However, the MDA left out some important caveats to these statistics. First, the numbers are quite small—typically, missile systems undergo about 20 tests before being declared operational. Second, the tests were set-pieces: Everyone involved knew where the mock warhead was coming from, where it was going, and when it would come into view; there were no realistic decoys, no instances of multiple warheads being fired at once (except in a few of the Patriot tests, which involved two warheads fired over a short range). Third, and most telling, the MDA decided late last year to halt the test program; it even canceled two tests that had already been scheduled. The reason, according to the Pentagon official quoted earlier (who asked not to be identified): "The point of these tests was simply to demonstrate the technical feasibility of a hit-to-kill vehicle [i.e., an interceptor that could destroy an incoming warhead by smashing into it]. They did that. Beyond that, the tests weren't realistic, they didn't tell you anything about whether it could handle a real threat." The tests made no effort whatever to see if the interceptors could work as part of an integrated network in which early-warning satellites detect a missile launch, transmit the data to other radar systems that track the missile more precisely, and then aim and fire the interceptors to knock the missiles down.
In other words, the Pentagon will start producing and deploying the pieces of a missile defense system without knowing where they're going or whether, once they reach a certain point, they'll have to scrap the current blueprint (such as it is) and start all over again. The Feb. 3 budget document noted, "There is no final or fixed missile defense architecture." At the Dec. 17 press conference, Gen. Ronald Kadish, the MDA's director, went further: "The final architecture is not knowable today because we have a lot more research and development to do." Read that carefully: It's not just not known but "not knowable"; and here we are, about to embark on production and deployment when we still have "a lot more" R & D ahead of us.

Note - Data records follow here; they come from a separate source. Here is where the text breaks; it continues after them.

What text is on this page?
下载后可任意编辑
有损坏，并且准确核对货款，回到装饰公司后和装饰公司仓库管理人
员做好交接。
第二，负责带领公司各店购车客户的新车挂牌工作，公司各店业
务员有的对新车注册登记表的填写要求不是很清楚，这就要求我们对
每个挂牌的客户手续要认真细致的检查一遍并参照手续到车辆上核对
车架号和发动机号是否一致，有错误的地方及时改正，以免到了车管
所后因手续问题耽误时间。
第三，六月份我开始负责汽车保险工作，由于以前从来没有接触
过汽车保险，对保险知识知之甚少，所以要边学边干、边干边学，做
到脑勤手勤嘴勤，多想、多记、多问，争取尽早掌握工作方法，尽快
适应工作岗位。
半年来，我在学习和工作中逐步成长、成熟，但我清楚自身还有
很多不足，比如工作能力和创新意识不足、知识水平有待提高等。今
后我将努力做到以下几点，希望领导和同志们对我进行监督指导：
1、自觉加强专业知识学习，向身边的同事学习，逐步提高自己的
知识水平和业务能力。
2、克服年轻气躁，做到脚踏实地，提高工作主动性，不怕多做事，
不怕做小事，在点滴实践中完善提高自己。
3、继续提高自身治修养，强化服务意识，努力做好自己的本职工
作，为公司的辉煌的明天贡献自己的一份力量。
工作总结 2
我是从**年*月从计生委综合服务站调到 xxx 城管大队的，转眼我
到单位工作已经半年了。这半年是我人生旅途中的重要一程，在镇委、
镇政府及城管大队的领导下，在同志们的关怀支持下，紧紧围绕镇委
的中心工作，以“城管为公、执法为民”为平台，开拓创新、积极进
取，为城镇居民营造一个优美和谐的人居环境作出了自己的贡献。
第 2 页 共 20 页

Crouch, who led the press conference, quickly added that, even in its imperfect state, the deployments will "have a deterrent effect, and we hope they have a dissuasive effect, in the sense that we hope that our missile defense capabilities will keep countries that might be thinking about investing in ballistic missiles from continuing their investments."

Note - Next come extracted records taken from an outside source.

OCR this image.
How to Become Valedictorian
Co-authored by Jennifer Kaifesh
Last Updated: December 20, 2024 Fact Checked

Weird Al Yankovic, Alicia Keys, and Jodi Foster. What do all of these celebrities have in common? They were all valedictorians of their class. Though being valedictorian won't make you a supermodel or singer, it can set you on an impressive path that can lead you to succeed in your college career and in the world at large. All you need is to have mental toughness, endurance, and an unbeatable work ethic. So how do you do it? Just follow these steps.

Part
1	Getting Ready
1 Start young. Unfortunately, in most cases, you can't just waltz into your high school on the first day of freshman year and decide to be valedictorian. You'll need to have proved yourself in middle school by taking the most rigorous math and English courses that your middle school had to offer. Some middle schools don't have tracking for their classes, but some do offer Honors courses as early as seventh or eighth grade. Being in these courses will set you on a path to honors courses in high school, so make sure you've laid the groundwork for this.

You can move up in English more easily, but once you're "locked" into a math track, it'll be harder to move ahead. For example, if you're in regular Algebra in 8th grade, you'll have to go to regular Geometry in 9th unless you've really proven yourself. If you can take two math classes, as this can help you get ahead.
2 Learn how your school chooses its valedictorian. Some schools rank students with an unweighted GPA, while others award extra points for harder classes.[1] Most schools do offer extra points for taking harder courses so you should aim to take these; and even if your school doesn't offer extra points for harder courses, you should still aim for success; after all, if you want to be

There are a couple of flaws in this reasoning. First, our efforts might have the opposite effect: A nuclear-armed rogue state, naively believing that the system does work, might build (and subsequently launch) twice as many missiles—and thus wreak twice the damage—as it otherwise would have. Second, if Crouch is right, it is not a very shrewd plan, economically, to spend tens of billions of dollars on missile defenses in order to persuade a rogue state not to spend millions of dollars on ballistic missiles but instead, in effect, to spend just thousands of dollars on much easier methods of inflicting terror. If some terrorist got his hands on a nuclear weapon, the means of delivery is more likely to be a suitcase than an ICBM.
If Bush is worried about North Korea, as he has every reason to be, he should do what his predecessor did and what the North Koreans have practically begged him to do for four months now—sit down for direct talks and work out a trade: the resumption of economic aid for a halt (and, this time, a more decisive halt) to their nuclear program.
Finally, if Bush is worried about rogue states and terrorists blowing up Americans, as he has even more reason to be, he should do more to stave off attacks that might take place tomorrow. Last November, the House and Senate Armed Services Committees offered Bush a free ride on this road. It passed an amendment that allowed him to take $814 million out of missile defense, transfer it to the Department of Homeland Security, and spend it there in whatever ways he saw fit. Bush turned the offer down.